The folks at ChristianityToday.com who publish a variety of email newsletters to their 600,000 subscribers, have been yearning to switch from text-only to HTML for years now.

They held off until this Monday morning.

"In previous years we didn't feel we could send HTML and reliably expect them to appear correctly," explains Web Site Manager Rich Tatum.

Rich had split off the subscriber database into two files: One file were the AOL users and the other were everyone else.

He sent AOL addresses an HTML-version that was basic enough for the older AOL versions to read. There were no graphics, but he could at least put in bolds, italics and some color. Then every few months, he would check AOL's reported data and his own site visitor logs to see if a critical mass of AOL users had upgraded to a newer version that would allow full HTML display.

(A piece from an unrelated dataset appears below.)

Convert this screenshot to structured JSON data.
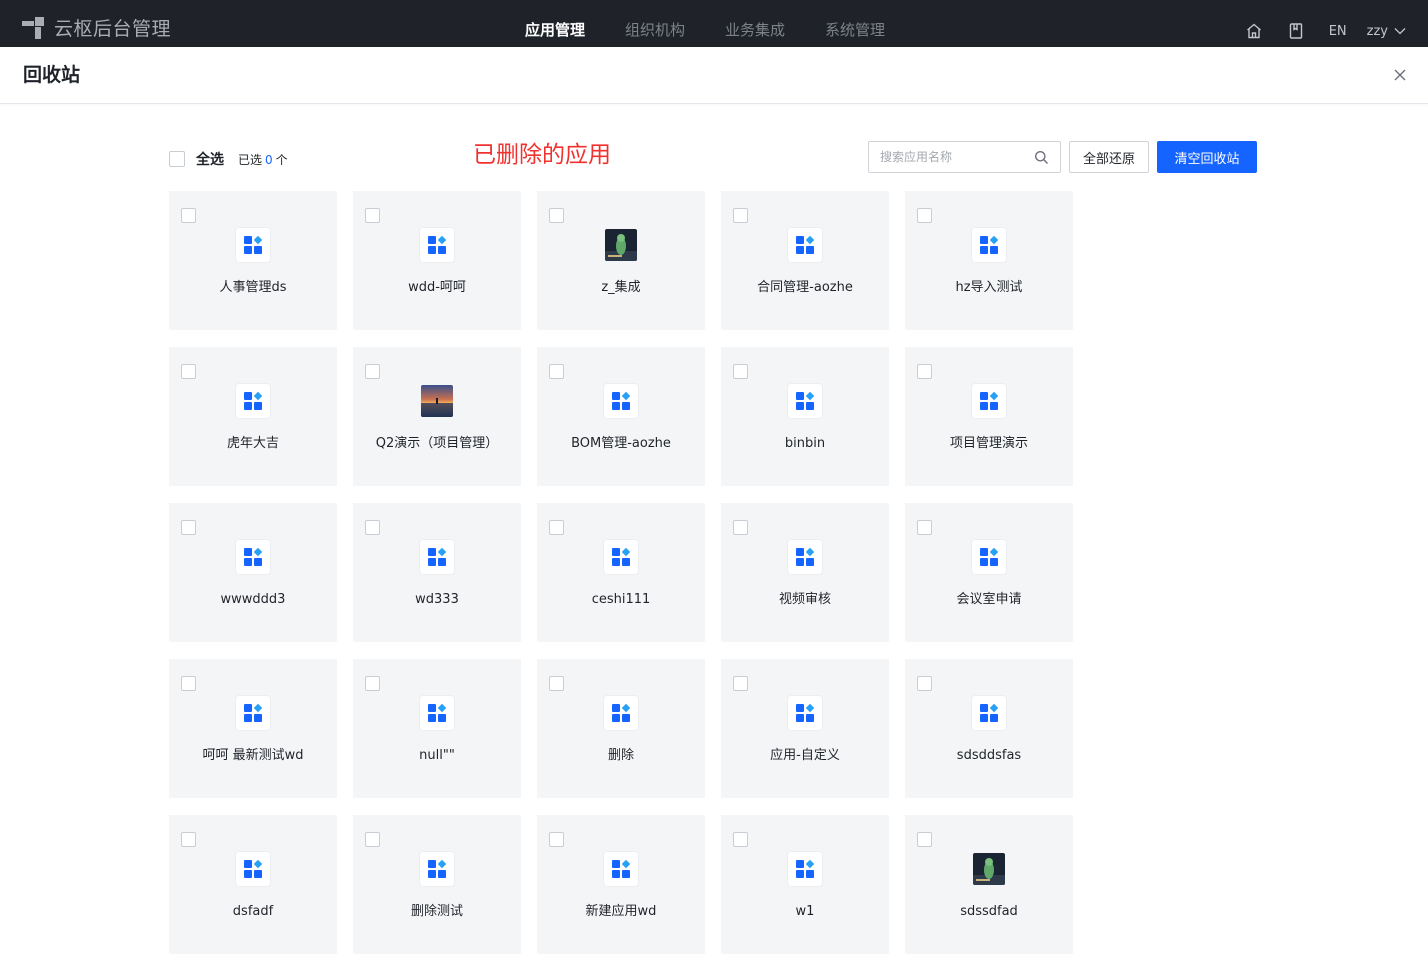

Last year, that number hit critical mass. Rich began to test full HTML on both AOL and a dozen other email clients including:

AOL 7
AOL 8
Eudora 5.2
Juno (web-based)
Netscape Standard
Netscape Composer 7.02
Outlook 2000 version 9
Outlook Express 6.0
Outlook Express 6.0 -- via Hotmail
Outlook Express 6.0 -- forwarded from Hotmail
Web-based: AOL
Web-based: Hotmail
Web-based: Hotmail printer friendly
Web-based: Yahoo.com
Explorer 6 - Standard

The results in many systems were terrible. The problem was that Tatum wanted to use cascading style sheets instead of "old style HTML."

Why? "Cascading style sheets reduce the overall file size so the message is smaller, and there's a lot more predictability about what something's going to look like." Your messages bounce less, may cost less to send (if you are paying for bandwidth), and often end up looking nicer.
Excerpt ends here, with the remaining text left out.